3月の東北はまだ冬だ。山間部には雪が残り、温泉地の街並みは静かに湯けむりを上げている。観光シーズン前のこの時期は、混雑を避けてゆっくりと湯に浸かれる絶好のタイミングでもある。今回は、3日間で東北の名湯を巡るモデルコースを提案したい。
1日目:秋田・乳頭温泉郷
東京駅を朝7時に出発。こまちで盛岡へ、そこからバスで田沢湖方面へ向かう。乳頭温泉郷には昼過ぎに到着。まず「鶴の湯」へ。乳白色の硫黄泉と茅葺き屋根の趣ある建物が出迎えてくれる。日帰り入浴は600円。夜は田沢湖畔のゲストハウスに宿泊。
2日目:山形・蔵王温泉
朝、角館を散策してから新幹線で山形へ移動。蔵王温泉行きのバスで40分。「川原湯共同浴場」で強酸性の湯を体験した後、「上湯共同浴場」へ。300円という昭和の価格が嬉しい。蔵王の湯は乳白色が美しく、pH1.2という強烈な酸性は日本屈指だ。

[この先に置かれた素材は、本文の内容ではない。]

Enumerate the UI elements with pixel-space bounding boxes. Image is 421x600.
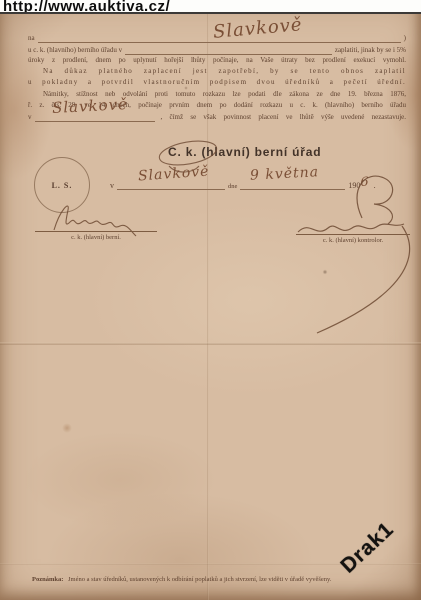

蔵王の湯は「体が浮く」感覚があると地元の人は言う。それほど濃い泉質だ。
3日目:山形・白布温泉
米沢に移動し、バスで白布温泉へ。「東屋」の日帰り入浴500円。かやぶき屋根の風情ある建物の中で、硫黄泉にゆっくり浸かる。帰りは米沢からつばさで東京へ。夕方には自宅に戻れるコースだ。
早春の東北を旅するために
3月上旬の東北は積雪があり、防寒着と滑り止めの靴は必須。一方でスキー客が減り始める時期でもあり、宿や温泉施設が空いていることが多い。混浴が苦手な方向けに、時間帯を分けている施設を事前に確認しておこう。